Legend has it that sushi is the original "finger food," first enjoyed by Japanese card players hundreds of years ago. It is said that seaweed paper was rolled on the outside of the sushi to avoid "sticky fingers" while playing!

Types of Sushi
Although there are many different ways to prepare sushi, the two most popular varieties are:
  • Nigiri-Zushi: Rectangular bars of vinegared rice are topped with a dab of Wasabe (Japanese horseradish) and a thin slice of fresh raw fish.
  • Maki-Zushi: A sheet of seaweed paper is coated with vinegared rice and fresh raw fish. Vegetables are placed in the center, and then rolled and sliced.
Sushi Accompaniment
Visitors to our sushi bar enjoy "condiments" with their sushi. They might not realize that each accompaniment has a specific purpose other than just simple flavoring:
  • Ga: This is a thinly sliced pickled ginger. It should be eaten a little at a time between varieties of sushi to freshen the palate.
  • Wasabe: This is green Japanese horseradish. It is made from a green knobby root that is ground into a powder. Wasabe is a very powerful seasoning that makes the "fishy" taste of sushi disappear by momentarily paralyzing the mouth.
  • Soy: This salty sipping sauce has historical significance. Its flavor reminds us of what sushi tasted like when the preparation was merely used as an act of conservation.
  • Ocha (agari): This is Japanese green tea. It is very refreshing, rinsing the mouth and tongue of fat build-up from the fish. For this reason, plenty of tea is served in a large mug.
Sushi Etiquette
Sushi was originally a finger food. While chopsticks are often used, they are by no means mandatory, nor are they as easy to manage as fingers!

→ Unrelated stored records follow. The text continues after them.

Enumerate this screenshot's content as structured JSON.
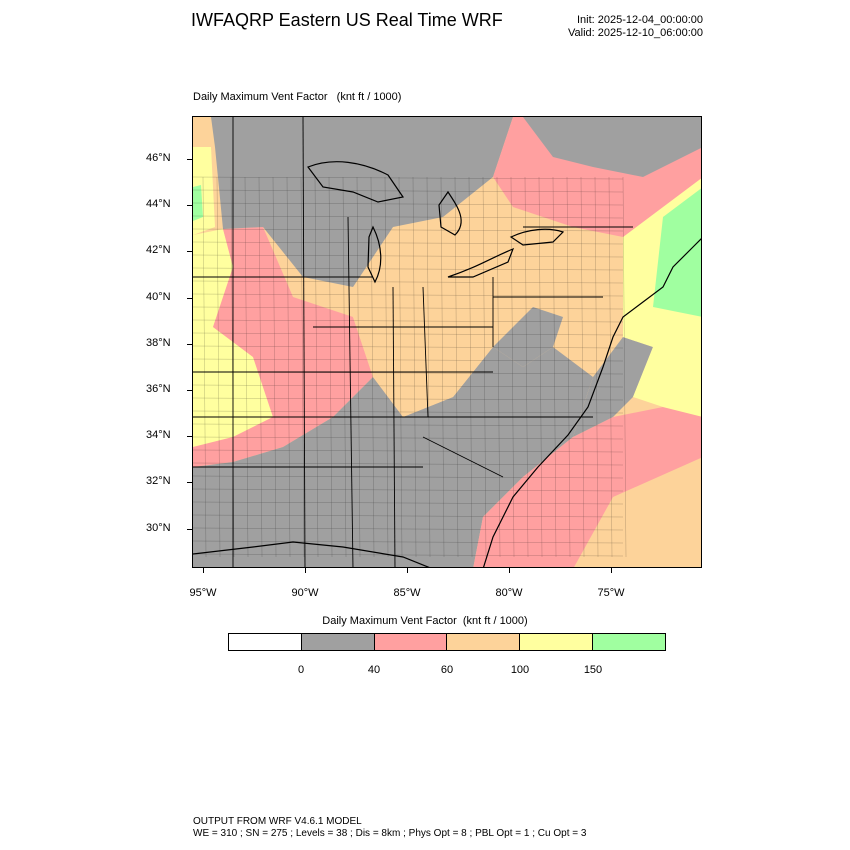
{
  "header": {
    "title": "IWFAQRP Eastern US Real Time WRF",
    "init": "Init: 2025-12-04_00:00:00",
    "valid": "Valid: 2025-12-10_06:00:00"
  },
  "plot": {
    "title": "Daily Maximum Vent Factor   (knt ft / 1000)",
    "lat_labels": [
      "46°N",
      "44°N",
      "42°N",
      "40°N",
      "38°N",
      "36°N",
      "34°N",
      "32°N",
      "30°N"
    ],
    "lon_labels": [
      "95°W",
      "90°W",
      "85°W",
      "80°W",
      "75°W"
    ]
  },
  "colorbar": {
    "title": "Daily Maximum Vent Factor  (knt ft / 1000)",
    "colors": [
      "#ffffff",
      "#a0a0a0",
      "#ffa0a0",
      "#fdd39a",
      "#ffff9f",
      "#a0ffa0"
    ],
    "labels": [
      "0",
      "40",
      "60",
      "100",
      "150"
    ]
  },
  "footer": {
    "line1": "OUTPUT FROM WRF V4.6.1 MODEL",
    "line2": "WE = 310 ; SN = 275 ; Levels = 38 ; Dis = 8km ; Phys Opt = 8 ; PBL Opt = 1 ; Cu Opt = 3"
  }
}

To eat sushi, pick it up at one end, turn it upside down, and lightly dip it in the soy sauce. The fish should always hit your taste buds first, not the rice.

Fondness for soy sauce leads some people to soak the rice part of the sushi in it. This is not recommended as it makes the rice fall apart and obliterates the flavor of both the rice and topping. Soy sauce should act as a complement to the foods with which it is eaten.

In addition to green tea and sake, beer is also excellent with sushi.